Dinilai sebagai kekerasan emosional
Siapa sangka tindakan pengabaian di tengah pertengkaran dengan segala alasannya yang membuat pasangan atau orang dekat merasa khawatir merupakan termasuk tindakan kekerasan pada perempuan.
Mirisnya, kebanyakan orang yang menjadi korban silent treatment ini tidak menyadari jika mereka telah mengalami kekerasan secara emosional.
Sementara sebagian pelaku dari silent treatment mampu bersikap cuek dengan tidak memberikan tanggapan berarti terhadap perasaan yang dimiliki korbannya.
Melansir dari Good Therapy, kebanyakan dari mereka beranggapan cara ini adalah yang terbaik karena untuk menjaga perasaan orang lain.
Padahal, tindakan pengabaian ini termasuk metode manipulatif, menghukum, bahkan seakan mampu mengontrol atas hidup orang lain.
Pada dasarnya mayoritas orang tentu akan mengatakan mereka begitu benci terhadap perlakuan diam jika dibanding dengan penghinaan atau teriakan.
Karena, dengan seseorang meluapkan bagaimana emosinya, setidaknya akan membuat orang di dekatnya tahu apa yang ada di pikiran pelaku silent treatment.
Selain itu, keheningan yang begitu dingin dalam sebuah hubungan hanya akan memperkuat perasaan rentan dan ketakutan pada korban.
Baca Juga: Ketahui 5 Kategori Kekerasan pada Anak yang Wajib Dihindari
Lebih lanjut lagi, tindakan pengabaian ini terkadang juga dikaitkan dengan individu yang memiliki ciri kepribadian narsistik.

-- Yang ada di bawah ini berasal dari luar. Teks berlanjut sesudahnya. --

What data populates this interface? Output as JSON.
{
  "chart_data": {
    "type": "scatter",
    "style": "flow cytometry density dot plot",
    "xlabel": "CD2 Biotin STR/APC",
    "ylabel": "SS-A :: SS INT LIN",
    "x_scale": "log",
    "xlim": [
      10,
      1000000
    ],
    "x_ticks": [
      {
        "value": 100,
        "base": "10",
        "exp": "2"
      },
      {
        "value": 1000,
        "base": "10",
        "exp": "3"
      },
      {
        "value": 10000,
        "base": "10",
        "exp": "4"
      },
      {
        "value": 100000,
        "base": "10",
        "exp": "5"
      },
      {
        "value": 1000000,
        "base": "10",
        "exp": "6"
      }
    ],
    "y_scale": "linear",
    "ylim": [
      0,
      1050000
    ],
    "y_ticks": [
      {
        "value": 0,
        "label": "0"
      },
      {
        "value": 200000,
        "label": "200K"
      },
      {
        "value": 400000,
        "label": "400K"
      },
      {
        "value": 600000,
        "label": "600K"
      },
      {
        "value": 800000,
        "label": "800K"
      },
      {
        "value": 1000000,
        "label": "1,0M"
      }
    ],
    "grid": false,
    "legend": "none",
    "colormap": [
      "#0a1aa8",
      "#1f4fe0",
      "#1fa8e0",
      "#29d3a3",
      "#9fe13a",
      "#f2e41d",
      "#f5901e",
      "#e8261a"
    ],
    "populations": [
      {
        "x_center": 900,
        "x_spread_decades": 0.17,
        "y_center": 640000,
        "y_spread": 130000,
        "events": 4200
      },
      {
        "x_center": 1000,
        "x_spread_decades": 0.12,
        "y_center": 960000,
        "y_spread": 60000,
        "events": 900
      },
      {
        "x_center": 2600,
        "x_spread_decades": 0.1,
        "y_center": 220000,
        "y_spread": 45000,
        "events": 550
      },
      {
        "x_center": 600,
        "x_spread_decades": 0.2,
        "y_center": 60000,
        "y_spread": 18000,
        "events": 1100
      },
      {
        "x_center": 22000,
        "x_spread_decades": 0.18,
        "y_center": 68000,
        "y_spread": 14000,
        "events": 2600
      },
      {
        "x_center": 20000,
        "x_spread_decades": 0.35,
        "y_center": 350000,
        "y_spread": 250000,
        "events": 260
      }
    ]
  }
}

Sebagaimana sebelumnya yang sudah dijelaskan, tindakan silent treatment termasuk perilaku kasar pada perempuan, sehingga pelaku dapat disebut sebagai abuser dan jika terjadi pada hubungan pasangan hal ini layak dinilai sebagai toxic relationship.
Pasalnya, masalah menjadi terus menumpuk dan berlarut-larut sehingga akan menciptakan toxic relationship, kurangnya keintiman, komunikasi semakin buruk, bahkan bisa berakhir dengan perpisahan. Tak jarang hal ini juga bisa berujung pada ghosting.